To understand the complicated relation, researchers from University of South Australia joined hands with researchers from University of Exeter in the U.K. The results were issued in “International Journal of Epidemiology.” [4]

Relooking at Depression and Obesity

Dr. Jess Tyrrell explains that depression and obesity are health concerns that impact lives and are expensive on health services. We know that there is a connection between the two, but we don’t know what causes the other; whether it is depression causing obesity or vice versa. Also, we don’t know if it is obesity causing depression or the health problems associated with obesity that cause depression.

The study made use of genetic data to examine the relationship between depression and obesity.
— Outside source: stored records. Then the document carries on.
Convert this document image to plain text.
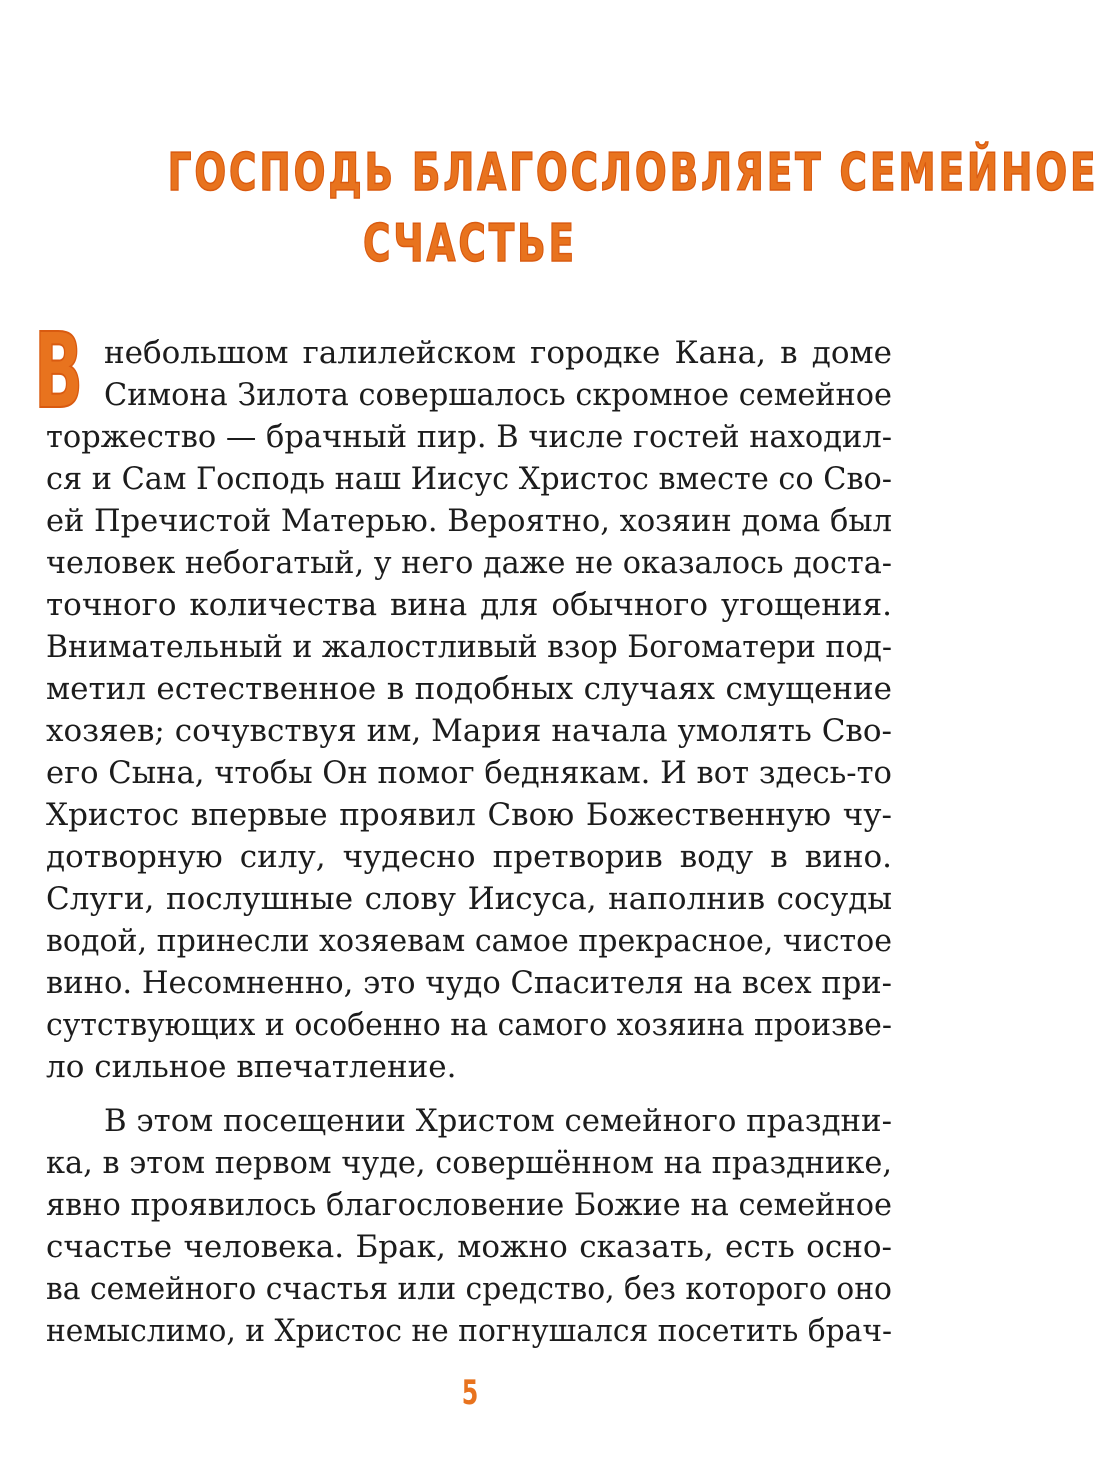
ГОСПОДЬ БЛАГОСЛОВЛЯЕТ СЕМЕЙНОЕ
СЧАСТЬЕ
В небольшом галилейском городке Кана, в доме
Симона Зилота совершалось скромное семейное
торжество — брачный пир. В числе гостей находил-
ся и Сам Господь наш Иисус Христос вместе со Сво-
ей Пречистой Матерью. Вероятно, хозяин дома был
человек небогатый, у него даже не оказалось доста-
точного количества вина для обычного угощения.
Внимательный и жалостливый взор Богоматери под-
метил естественное в подобных случаях смущение
хозяев; сочувствуя им, Мария начала умолять Сво-
его Сына, чтобы Он помог беднякам. И вот здесь-то
Христос впервые проявил Свою Божественную чу-
дотворную силу, чудесно претворив воду в вино.
Слуги, послушные слову Иисуса, наполнив сосуды
водой, принесли хозяевам самое прекрасное, чистое
вино. Несомненно, это чудо Спасителя на всех при-
сутствующих и особенно на самого хозяина произве-
ло сильное впечатление.
В этом посещении Христом семейного праздни-
ка, в этом первом чуде, совершённом на празднике,
явно проявилось благословение Божие на семейное
счастье человека. Брак, можно сказать, есть осно-
ва семейного счастья или средство, без которого оно
немыслимо, и Христос не погнушался посетить брач-
5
Researchers wanted to know if a higher Body Mass Index (BMI) was associated with increase in the chances of having depression without the prevalence of other health conditions. Medical data was collated from 48,000 people having depression and compared with more than 290,000 controls making it a very large study for addressing the question.

Is It All Psychological?

As what is expected, higher BMI implies more chances of having depression. This correlation is more evident in women as compared to men confirming the findings. Women having a greater BMI had 21% more chances of having depression as against 8% in men

Researchers investigated people with genes that pre disposed them to obesity but not the ones that predisposed them to conditions like diabetes (termed as favorable metabolic profile) and this helped researchers tell apart the psychological component of obesity.

Is It All Psychological?

In the analysis, they reckoned variables that could impact the results like smoking, alcohol consumption, socioeconomic status and physical activity.

It was found that people with a favorable metabolic profile had the same likelihood of developing depression as those with obesity who carried genes that predisposed them to metabolic conditions. The effect was more noticeable in women.

To cross check the findings, they garnered data from Psychiatric Genomics Consortium and they got similar results thus adding more weight to the conclusion. So, they concluded that psychological impact of obesity can cause depression.

Dr Tyrrell says that these are important findings. This will help reduce depression which makes it difficult for people to adopt healthy lifestyle. The relationship between depression and obesity, however, remains twisted and the question still does not have an answer. The authors say that they cannot rule out the probable bidirectional casual relation between depression and obesity. But more research is needed to understand the relation between the two.

Obesity and depression have deep impact on the individuals and society in general, so the scientific community will continue to look at their connections.